• Tou(t)s ceux

    « (...) sans parler de touts ceux - parfois âgés ou handicapés (j'en connais) - qui ont retrouvé, grâce à la cigarette électronique, le plaisir d'aller dans un café ou un restaurant. »

    (Benoît Duteurtre, sur marianne.net, le 24 août 2013) 
     

    FlècheCe que j'en pense

     
    Il faut croire que les vapeurs de la « vapoteuse » ne sont pas aussi inoffensives que notre journaliste veut bien le prétendre. Sinon, comment expliquer cette regrettable confusion entre tout, substantif, et tout, adjectif indéfini ? De nos jours, la graphie touts ne peut en effet correspondre qu'au pluriel du premier, qui désigne la totalité d'un ensemble : Un tout cohérent, des touts cohérents. Des parties prises comme des touts.
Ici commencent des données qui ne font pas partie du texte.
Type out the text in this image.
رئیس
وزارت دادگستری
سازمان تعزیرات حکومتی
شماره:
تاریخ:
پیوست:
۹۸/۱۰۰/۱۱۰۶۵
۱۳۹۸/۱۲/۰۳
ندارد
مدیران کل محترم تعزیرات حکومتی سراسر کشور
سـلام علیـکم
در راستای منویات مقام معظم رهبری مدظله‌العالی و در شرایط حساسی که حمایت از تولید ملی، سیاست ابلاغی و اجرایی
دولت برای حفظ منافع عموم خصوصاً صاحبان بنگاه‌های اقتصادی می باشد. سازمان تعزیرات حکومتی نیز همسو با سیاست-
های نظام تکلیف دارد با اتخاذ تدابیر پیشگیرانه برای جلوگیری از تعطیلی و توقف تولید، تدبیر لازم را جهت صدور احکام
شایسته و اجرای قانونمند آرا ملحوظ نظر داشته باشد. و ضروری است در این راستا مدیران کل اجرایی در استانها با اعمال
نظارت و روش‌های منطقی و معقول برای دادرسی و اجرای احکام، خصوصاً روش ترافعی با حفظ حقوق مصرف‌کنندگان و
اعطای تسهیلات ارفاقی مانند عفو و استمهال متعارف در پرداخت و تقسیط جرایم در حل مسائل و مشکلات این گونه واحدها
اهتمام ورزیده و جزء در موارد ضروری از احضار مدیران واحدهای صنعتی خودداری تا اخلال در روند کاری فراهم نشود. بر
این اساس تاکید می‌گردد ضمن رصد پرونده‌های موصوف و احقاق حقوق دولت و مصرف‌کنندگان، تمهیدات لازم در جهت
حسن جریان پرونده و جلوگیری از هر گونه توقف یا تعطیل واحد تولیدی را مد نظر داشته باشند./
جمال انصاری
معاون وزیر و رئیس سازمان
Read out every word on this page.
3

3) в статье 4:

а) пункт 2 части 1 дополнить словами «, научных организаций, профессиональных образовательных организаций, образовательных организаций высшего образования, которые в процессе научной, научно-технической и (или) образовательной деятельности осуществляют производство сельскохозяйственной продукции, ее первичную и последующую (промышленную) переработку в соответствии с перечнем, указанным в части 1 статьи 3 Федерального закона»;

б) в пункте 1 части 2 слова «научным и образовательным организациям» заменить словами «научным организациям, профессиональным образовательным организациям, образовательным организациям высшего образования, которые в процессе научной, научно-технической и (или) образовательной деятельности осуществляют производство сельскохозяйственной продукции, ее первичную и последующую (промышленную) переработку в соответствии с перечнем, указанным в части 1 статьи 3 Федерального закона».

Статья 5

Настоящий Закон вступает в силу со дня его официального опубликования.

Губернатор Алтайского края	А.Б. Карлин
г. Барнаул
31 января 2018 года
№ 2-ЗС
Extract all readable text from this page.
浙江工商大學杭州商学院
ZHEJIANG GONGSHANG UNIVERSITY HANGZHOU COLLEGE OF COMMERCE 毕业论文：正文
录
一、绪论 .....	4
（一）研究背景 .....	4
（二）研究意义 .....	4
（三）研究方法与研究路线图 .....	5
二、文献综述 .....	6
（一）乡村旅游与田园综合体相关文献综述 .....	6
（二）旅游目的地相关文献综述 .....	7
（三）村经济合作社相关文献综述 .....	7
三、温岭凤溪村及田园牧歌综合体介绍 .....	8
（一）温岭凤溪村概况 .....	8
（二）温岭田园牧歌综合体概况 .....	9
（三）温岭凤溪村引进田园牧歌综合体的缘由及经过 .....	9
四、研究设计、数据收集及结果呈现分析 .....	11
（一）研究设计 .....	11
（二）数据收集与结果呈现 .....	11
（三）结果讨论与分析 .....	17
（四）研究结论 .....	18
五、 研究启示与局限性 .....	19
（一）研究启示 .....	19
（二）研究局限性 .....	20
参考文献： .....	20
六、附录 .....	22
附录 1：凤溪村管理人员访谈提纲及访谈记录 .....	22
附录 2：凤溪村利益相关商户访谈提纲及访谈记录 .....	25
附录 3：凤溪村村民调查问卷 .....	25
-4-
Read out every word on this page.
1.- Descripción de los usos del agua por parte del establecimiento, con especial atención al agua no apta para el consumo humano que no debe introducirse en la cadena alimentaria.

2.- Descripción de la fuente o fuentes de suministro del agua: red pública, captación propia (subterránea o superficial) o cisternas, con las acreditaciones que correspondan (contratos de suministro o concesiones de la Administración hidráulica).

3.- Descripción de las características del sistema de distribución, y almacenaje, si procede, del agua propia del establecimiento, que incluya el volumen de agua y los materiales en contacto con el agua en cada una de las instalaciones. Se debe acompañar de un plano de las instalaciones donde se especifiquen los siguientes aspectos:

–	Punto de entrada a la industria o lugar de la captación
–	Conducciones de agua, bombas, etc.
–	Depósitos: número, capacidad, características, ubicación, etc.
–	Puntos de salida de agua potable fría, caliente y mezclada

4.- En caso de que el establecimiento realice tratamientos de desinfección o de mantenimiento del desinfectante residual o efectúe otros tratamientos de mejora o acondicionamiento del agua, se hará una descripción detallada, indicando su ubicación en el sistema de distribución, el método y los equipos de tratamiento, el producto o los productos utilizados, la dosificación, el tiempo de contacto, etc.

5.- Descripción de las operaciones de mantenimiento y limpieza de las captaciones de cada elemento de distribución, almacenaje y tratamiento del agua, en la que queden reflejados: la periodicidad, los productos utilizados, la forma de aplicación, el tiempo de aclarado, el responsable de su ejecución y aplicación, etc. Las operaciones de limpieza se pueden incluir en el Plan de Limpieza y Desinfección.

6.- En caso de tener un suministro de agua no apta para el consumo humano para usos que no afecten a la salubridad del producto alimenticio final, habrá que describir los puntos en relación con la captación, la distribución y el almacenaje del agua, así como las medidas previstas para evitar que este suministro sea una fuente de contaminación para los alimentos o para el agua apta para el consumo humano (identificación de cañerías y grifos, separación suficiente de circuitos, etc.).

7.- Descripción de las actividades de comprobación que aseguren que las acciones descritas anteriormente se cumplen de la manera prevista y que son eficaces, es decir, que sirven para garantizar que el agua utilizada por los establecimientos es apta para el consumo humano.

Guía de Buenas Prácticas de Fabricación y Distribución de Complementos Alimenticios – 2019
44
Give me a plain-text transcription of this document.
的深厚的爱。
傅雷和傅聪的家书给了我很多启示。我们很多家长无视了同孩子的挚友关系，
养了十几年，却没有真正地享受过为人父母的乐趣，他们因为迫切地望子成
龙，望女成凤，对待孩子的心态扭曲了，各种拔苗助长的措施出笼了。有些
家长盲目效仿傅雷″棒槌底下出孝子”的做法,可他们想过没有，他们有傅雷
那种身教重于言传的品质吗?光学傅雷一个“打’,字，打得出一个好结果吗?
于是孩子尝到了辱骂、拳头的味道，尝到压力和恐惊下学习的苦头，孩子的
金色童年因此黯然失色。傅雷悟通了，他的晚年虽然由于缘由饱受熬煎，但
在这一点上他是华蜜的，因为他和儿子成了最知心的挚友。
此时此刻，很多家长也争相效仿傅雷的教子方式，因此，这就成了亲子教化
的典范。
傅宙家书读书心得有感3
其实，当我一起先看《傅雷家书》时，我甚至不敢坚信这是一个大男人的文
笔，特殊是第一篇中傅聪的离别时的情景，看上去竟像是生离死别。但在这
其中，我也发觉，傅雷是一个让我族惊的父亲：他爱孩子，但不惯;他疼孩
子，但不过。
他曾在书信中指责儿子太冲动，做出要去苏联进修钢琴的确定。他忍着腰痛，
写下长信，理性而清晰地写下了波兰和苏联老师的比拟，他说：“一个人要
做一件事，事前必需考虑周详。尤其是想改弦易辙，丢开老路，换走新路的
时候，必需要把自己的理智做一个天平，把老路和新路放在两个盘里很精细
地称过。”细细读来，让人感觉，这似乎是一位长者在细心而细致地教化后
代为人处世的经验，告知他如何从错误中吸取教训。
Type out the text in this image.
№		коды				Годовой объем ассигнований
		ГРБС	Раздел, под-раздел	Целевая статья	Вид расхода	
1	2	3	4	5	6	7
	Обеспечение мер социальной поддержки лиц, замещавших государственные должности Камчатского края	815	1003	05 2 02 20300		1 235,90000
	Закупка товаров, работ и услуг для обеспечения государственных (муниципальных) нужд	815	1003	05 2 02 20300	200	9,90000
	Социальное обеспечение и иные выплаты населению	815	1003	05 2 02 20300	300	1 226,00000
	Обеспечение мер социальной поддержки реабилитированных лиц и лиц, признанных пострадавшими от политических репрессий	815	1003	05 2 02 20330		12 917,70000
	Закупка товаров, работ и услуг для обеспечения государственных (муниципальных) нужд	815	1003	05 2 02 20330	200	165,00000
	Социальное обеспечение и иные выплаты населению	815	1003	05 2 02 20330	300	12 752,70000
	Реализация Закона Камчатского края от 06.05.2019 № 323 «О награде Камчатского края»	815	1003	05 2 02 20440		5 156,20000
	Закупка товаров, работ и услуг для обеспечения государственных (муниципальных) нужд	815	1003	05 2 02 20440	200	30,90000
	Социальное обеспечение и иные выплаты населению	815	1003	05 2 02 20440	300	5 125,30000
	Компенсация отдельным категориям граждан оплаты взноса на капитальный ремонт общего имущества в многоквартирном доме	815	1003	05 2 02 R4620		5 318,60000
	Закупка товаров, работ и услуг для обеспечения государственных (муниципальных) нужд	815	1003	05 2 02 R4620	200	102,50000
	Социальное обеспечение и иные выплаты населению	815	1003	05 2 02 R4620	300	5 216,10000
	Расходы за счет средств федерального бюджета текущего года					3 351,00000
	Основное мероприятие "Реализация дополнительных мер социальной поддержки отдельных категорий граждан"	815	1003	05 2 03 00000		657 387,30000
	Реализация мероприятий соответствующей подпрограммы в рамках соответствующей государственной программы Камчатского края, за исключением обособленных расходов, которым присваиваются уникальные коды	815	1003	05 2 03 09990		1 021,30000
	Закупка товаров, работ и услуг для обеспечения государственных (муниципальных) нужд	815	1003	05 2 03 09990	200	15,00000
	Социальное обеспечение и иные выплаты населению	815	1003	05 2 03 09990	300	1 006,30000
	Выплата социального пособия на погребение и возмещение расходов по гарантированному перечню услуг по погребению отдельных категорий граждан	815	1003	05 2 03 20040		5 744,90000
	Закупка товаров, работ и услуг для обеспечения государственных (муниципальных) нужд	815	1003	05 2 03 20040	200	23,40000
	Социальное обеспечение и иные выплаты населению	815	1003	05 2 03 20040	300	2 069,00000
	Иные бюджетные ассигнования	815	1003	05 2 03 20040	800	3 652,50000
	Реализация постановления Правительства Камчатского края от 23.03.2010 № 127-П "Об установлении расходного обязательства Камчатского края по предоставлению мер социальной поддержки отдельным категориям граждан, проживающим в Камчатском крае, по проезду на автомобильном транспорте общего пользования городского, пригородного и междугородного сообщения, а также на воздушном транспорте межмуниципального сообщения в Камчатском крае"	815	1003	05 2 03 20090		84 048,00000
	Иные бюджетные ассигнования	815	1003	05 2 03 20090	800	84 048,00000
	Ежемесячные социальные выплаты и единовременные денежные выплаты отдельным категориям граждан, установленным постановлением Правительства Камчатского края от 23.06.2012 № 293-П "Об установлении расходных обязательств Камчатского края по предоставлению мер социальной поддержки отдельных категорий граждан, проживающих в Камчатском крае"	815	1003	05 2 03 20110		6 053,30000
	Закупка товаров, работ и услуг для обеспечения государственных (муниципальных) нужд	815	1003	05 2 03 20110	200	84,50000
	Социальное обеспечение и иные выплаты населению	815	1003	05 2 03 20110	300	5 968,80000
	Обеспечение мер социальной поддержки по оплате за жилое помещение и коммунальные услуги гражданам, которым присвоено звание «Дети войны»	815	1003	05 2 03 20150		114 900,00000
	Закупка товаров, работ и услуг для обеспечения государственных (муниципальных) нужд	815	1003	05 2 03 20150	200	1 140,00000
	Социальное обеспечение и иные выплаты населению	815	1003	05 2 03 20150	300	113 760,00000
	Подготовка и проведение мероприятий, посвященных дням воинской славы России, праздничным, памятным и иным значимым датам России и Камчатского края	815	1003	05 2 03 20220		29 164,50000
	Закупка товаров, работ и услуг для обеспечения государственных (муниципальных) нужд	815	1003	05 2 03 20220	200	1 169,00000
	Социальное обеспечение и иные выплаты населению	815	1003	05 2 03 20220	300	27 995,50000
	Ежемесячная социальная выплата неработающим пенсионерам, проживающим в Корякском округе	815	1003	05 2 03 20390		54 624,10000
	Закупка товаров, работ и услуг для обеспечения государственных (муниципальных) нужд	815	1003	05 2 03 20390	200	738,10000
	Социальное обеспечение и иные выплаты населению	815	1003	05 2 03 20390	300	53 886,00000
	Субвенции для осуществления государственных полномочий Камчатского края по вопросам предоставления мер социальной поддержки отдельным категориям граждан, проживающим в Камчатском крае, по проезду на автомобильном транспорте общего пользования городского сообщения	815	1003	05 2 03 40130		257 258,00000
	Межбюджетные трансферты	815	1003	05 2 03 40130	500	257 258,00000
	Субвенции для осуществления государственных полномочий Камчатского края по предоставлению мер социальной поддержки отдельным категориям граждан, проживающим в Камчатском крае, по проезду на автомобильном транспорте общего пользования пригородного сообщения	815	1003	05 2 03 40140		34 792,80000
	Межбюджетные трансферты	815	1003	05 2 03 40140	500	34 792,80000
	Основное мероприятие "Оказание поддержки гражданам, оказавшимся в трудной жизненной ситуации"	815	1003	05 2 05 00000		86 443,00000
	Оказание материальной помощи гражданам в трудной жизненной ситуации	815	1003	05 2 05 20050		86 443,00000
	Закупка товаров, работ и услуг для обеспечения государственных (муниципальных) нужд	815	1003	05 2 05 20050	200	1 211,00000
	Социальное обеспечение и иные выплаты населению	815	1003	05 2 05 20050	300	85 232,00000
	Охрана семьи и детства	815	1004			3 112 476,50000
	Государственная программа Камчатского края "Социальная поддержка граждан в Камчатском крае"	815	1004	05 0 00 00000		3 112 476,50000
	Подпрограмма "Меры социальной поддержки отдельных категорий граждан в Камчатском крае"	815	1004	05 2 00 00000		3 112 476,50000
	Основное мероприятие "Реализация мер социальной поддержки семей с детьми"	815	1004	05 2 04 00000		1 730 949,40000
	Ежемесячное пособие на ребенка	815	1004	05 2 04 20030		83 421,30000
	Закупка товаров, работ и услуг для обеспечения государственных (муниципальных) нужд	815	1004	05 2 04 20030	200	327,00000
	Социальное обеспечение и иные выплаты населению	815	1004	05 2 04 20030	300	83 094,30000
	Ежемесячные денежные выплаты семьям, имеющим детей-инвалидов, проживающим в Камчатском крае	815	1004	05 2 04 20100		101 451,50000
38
    Force est toutefois de reconnaître que tel ne fut pas toujours le cas : Là, touts les ans je te pairay mes vœux (Ronsard) ; Je me donne à touts les Diables (Rabelais). Il n'empêche : n'en déplaise à quelques nostalgiques – « L'adjectif masculin tout s'écrit ordinairement au pluriel tous ; il vaudrait mieux écrire touts, suivant la règle générale de la formation du pluriel dans les substantifs et dans les adjectifs » (Grammaire française de Lhomond, 1814) –, l'usage en a finalement décidé (tout) autrement, et mieux vaut sans doute s'y conformer si l'on veut éviter de se voir taxer non pas ladite cigarette mais... d'archaïsme.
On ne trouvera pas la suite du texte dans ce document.